Zonasi PPKM Mikro Jadi Acuan Penyelenggaraan Shalat Idul Fitri
Senin, 10 Mei 2021 | 03:30 WIB
Jakarta, NU Online
Berdasarkan Instruksi Menteri Dalam Negeri Nomor 10 tahun 2021, kriteria zonasi suatu daerah berstatus hijau, kuning, oranye, atau merah, dilakukan tidak hanya pada level kabupaten atau pun kecamatan. Namun kriteria tersebut ditentukan hingga tingkat RT berdasarkan jumlah kasus Covid-19 yang ada di daerah tersebut. Hal ini seiring dengan kebijakan Pemberlakuan Pembatasan Kegiatan Masyarakat Berbasis Mikro (PPKM Mikro) yang diperpanjang sampai dengan 17 Mei 2021.
Zona Hijau ditandai dengan tidak adanya kasus Covid-19 di satu RT, sehingga skenario pengendalian yang dilakukan adalah dengan surveilans aktif, seluruh suspek dites dan pemantauan kasus tetap dilakukan secara rutin dan berkala.
Untuk Zona Kuning ditandai dengan adanya 1 (satu) sampai dengan 2 (dua) rumah dengan kasus konfirmasi positif dalam satu RT selama 7 (tujuh) hari terakhir. Skenario pengendalian yang dilakukan dalam kondisi ini adalah menemukan kasus suspek dan pelacakan kontak erat, lalu melakukan isolasi mandiri untuk pasien positif dan kontak erat dengan pengawasan ketat.
Kemudian Zona Oranye ditandai dengan adanya 3 (tiga) sampai dengan 5 (lima) rumah dengan kasus konfirmasi positif dalam satu RT selama 7 (tujuh) hari terakhir. Skenario pengendalian adalah menemukan kasus suspek dan pelacakan kontak erat, lalu melakukan isolasi mandiri untuk pasien positif dan kontak erat dengan pengawasan ketat, serta menutup rumah ibadah, tempat bermain anak, dan tempat umum lainnya kecuali sektor esensial.

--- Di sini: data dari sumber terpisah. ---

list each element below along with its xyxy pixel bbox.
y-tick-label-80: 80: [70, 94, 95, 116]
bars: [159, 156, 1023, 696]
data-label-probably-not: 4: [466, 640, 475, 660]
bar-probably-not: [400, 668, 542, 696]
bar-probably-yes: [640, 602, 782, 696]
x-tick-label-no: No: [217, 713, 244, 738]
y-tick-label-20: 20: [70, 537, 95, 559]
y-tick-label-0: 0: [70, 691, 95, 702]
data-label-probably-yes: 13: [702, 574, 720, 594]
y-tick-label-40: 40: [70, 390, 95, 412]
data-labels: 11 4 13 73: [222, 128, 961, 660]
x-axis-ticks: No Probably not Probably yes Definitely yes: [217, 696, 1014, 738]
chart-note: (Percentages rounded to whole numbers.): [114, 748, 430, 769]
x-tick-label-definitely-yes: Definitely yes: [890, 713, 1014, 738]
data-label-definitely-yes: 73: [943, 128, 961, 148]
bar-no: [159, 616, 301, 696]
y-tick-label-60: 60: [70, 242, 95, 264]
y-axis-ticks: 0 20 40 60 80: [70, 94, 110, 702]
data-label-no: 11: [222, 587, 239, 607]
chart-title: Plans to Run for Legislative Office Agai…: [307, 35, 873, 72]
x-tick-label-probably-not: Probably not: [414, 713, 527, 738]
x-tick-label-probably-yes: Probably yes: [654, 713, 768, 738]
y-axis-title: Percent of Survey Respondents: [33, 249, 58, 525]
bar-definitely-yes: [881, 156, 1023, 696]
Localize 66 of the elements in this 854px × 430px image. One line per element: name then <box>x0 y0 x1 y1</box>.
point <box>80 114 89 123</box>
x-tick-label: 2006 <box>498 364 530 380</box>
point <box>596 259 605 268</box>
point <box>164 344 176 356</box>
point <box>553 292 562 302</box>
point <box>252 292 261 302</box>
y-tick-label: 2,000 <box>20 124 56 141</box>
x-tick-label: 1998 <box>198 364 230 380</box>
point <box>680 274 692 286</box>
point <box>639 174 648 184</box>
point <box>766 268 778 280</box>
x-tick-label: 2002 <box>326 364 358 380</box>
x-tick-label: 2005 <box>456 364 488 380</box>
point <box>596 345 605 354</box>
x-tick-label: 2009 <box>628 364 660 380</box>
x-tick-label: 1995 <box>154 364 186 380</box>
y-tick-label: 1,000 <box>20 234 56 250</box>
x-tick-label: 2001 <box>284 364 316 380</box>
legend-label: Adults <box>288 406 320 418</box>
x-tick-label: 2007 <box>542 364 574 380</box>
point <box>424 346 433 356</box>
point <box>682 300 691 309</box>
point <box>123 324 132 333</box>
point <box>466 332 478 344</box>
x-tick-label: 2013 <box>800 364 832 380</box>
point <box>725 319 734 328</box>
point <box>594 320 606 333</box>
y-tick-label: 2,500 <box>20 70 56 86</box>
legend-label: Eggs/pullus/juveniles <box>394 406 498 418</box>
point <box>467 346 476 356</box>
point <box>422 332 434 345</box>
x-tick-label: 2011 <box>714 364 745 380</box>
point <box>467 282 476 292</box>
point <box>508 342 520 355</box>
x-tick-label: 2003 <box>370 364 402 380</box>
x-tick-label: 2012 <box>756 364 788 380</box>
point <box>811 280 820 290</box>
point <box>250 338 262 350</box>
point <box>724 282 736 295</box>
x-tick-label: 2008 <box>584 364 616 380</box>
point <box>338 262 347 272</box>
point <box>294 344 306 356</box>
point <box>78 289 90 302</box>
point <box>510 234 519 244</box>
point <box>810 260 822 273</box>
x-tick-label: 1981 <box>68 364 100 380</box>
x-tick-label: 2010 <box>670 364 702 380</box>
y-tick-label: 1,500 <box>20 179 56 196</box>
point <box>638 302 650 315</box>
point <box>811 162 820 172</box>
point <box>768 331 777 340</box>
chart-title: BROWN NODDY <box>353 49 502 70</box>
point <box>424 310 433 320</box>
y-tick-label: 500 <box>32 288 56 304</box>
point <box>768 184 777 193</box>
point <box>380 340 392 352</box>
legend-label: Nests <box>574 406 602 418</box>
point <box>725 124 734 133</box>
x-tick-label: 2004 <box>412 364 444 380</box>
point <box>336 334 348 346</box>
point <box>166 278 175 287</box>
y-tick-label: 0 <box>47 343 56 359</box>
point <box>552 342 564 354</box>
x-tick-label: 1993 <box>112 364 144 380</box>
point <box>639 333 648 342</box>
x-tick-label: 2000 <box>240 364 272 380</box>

Sementara Zona Merah ditandai dengan adanya lebih dari 5 (lima) rumah dengan kasus konfirmasi positif dalam satu RT selama 7 (tujuh) hari terakhir. Penanganan zona merah lebih ketat yakni dengan pemberlakuan PPKM tingkat RT yang mencakup:
1. menemukan kasus suspek dan pelacakan kontak erat;
2. melakukan isolasi mandiri/ terpusat dengan pengawasan. ketat;
3. menutup rumah ibadah, tempat bermain anak dan tempat umum lainnya kecuali sektor esensial;
4. melarang kerumunan lebih dari 3 (tiga) orang;
5. membatasi keluar masuk wilayah RT maksimal hingga Pukul 20.00; dan
6. meniadakan kegiatan sosial masyarakat di lingkungan RT yang menimbulkan kerumunan dan berpotensi menimbulkan penularan,
Acuan Shalat Idul Fitri 1442 H
Terkait dengan kebijakan PPKM Mikro ini, Kepala Bidang Penanganan Kesehatan Satgas Penanganan Covid-19, Alexander K Ginting mengatakan bahwa Pemerintah menyatakan izin pelaksanaan ibadah Shalat Idul Fitri mendatang mengacu pada status zonasi Covid-19 yang disandang suatu wilayah.
Suatu RT (rukun tetangga) atau RW (rukun warga) yang menyandang status zona hijau menurutnya boleh melaksanakan shalat Idul Fitri dengan ketentuan tidak ada pendatang dan hanya boleh diikuti oleh warga RT dan RW setempat. Selain itu, pelaksanaan Shalat Id juga harus berkoordinasi dan dilakukan di bawah pengawasan Satgas Covid-19 tingkat desa dengan diisi 50 % dari kapasitas.
"Dengan catatan tidak boleh orang di luar RT RW itu datang ke situ shalat. Dan kepala desa punya tanggung jawab, kalau ada kasus nanti dia kena tindakan," jelas Alex dikutip dari CNN Indonesia.
Dalam praktiknya, terjadi perbedaan kebijakan kepala daerah terkait penyelenggaraan Shalat Id tahun ini. Ada sejumlah kepala daerah yang tetap mengizinkan pelaksanaan ibadah Shalat Idul Fitri di masjid seperti Kota Semarang, Kota Pontianak, Kota Medan, Provinsi Sulawesi Tenggara, Kota Yogyakarta, dan Kulon Progo. Sementara ada kepala daerah yang tidak mengizinkan pelaksanaan shalat di masjid dan lapangan seperti di Lampung, Sumatera Selatan, dan Sulawesi Selatan.